El 1 de enero de 1932 el general Sanjurjo, director general de la Guardia Civil en aquel momento, que se encontraba en Zaragoza con motivo de una boda, recibe noticia de lo ocurrido en Castilblanco el día anterior, último de 1931: cuatro guardias civiles, llamados por el alcalde para evitar una manifestación no autorizada, habían sido linchados en ese pueblo de Badajoz.
En esos siete meses, entre ese 31 de diciembre de 1931 y el 10 de agosto de 1932, fecha del fallido golpe promovido por los generales Barrera y Sanjurjo, se desarrolla la novela La rebelión del General Sanjurjo, de Luis María Cazorla. Un tiempo para que, sabiendo lo que va a pasar y el día en que va a pasar, palpemos, con el paso de los días, el aumento de la tensión: la creciente indignación de muchos ante los desordenes públicos, la tramitación del Estatuto de Catalunya y la reforma agraria, los ataques a la Iglesia, la propaganda revolucionaria en la calle y en los cuarteles o las reformas militares promovidas por Azaña. Y, también, la espera de éste, presidente del Gobierno y ministro de la Guerra, que, consciente de lo que se avecina, aguarda agazapado, para extirpar de raíz el golpe y obtener, además, réditos políticos.
Desfilan ante nuestros ojos personajes históricos, como Azaña, Casares Quiroga, Lerroux, Sanjurjo, Barrera, Cabanellas, Franco, Goded.
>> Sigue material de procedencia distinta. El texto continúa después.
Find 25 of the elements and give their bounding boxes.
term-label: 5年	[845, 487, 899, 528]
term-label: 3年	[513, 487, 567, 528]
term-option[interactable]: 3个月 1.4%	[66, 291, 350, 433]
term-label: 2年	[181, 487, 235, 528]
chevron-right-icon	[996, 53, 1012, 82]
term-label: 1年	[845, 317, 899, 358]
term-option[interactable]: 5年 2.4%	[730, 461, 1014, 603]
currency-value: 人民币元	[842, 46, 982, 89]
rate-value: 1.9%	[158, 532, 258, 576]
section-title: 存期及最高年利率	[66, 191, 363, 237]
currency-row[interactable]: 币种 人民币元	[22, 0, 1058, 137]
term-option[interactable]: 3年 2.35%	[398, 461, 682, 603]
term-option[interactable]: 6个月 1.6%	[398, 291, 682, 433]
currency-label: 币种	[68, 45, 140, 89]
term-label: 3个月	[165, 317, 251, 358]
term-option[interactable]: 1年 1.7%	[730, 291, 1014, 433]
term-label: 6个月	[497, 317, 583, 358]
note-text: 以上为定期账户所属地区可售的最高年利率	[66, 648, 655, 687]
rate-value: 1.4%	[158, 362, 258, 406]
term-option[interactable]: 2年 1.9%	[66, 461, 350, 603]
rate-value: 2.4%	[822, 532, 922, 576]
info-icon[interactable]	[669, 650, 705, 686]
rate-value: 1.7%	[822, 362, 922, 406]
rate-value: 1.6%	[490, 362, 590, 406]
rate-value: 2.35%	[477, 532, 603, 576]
Y otros ficticios, como Perico Robi, Chelo Barriocanal, Luz Camargo, Esteban Lapetra, Paco Tenoll, Nicolás y Lola Lasheras o Carlos Pozo, algunos de los cuales ya habían aparecido en la trilogía del autor sobre Marruecos: La ciudad del Lucus (2011), El general Silvestre o la sombra de Raisuni (2013) o Las semillas de Annual (2015).
Importa menos si el Azaña o el Sanjurjo que recoge la novela son reflejo más o menos exacto de la realidad, como presenciar lo que uno y otro piensan y sienten. Y lo que hacen, sienten y piensan los que antes de ser novelados eran personajes ficticios
Aunque hay que tener cuidado con esa distinción, hecha quizá con lápiz demasiado grueso, entre personajes históricos y ficticios. Porque, una vez novelados, ¿no se vuelven ficticios los personajes históricos?; y, ¿no consiste justamente el arte del novelista en convertir a los ficticios en históricos? ¿No son históricos don Quijote, Sancho Panza, Jean Valjean, Lucien de Rubempré, Vautrin, Anita Ozores, Raskólnikov, o Iván Desinovich?
Importa menos si el Azaña o el Sanjurjo que recoge la novela son reflejo más o menos exacto de la realidad, como presenciar lo que uno y otro piensan y sienten. Y lo que hacen, sienten y piensan los que antes de ser novelados eran personajes ficticios. Personajes, estos últimos, que no son meros figurantes, sombras que, terminada la novela, se desvanecen, porque es justamente su vida lo que se nos cuenta. Una vida, que forma parte de la sanjurjada y que es imprescindible para entenderla, porque nos habla de la división, que calaba cada vez más hondo y que desembocó, primero en el intento de golpe de Estado del 32, luego en la revolución de 1934 y, finalmente, en la guerra civil.
Importantes, pues, estos personajes que parecen secundarios y no lo son, por más que, en el epílogo, se les obligue a retirarse a sus camerinos, en un quiebro que desde un punto de vista literario no era quizá necesario, cuando el autor, justamente en la madrugada del 10 de agosto de 1932, da por terminada la novela y dedica unas páginas a satisfacer la curiosidad del lector, haciendo no ya novela, sino historia.
Amena lectura, la de La rebelión del General Sanjurjo, última novela del brillante y polifacético Luis María Cazorla, doctor en Derecho, catedrático, abogado del Estado, Letrado de Cortes, Inspector fiscal, Académico de la RAJyLE, presidente de la Fundación Pro Academia de JyLE y novelista. Una novela que bien podría ocurrir que fuese el comienzo de otra trilogía.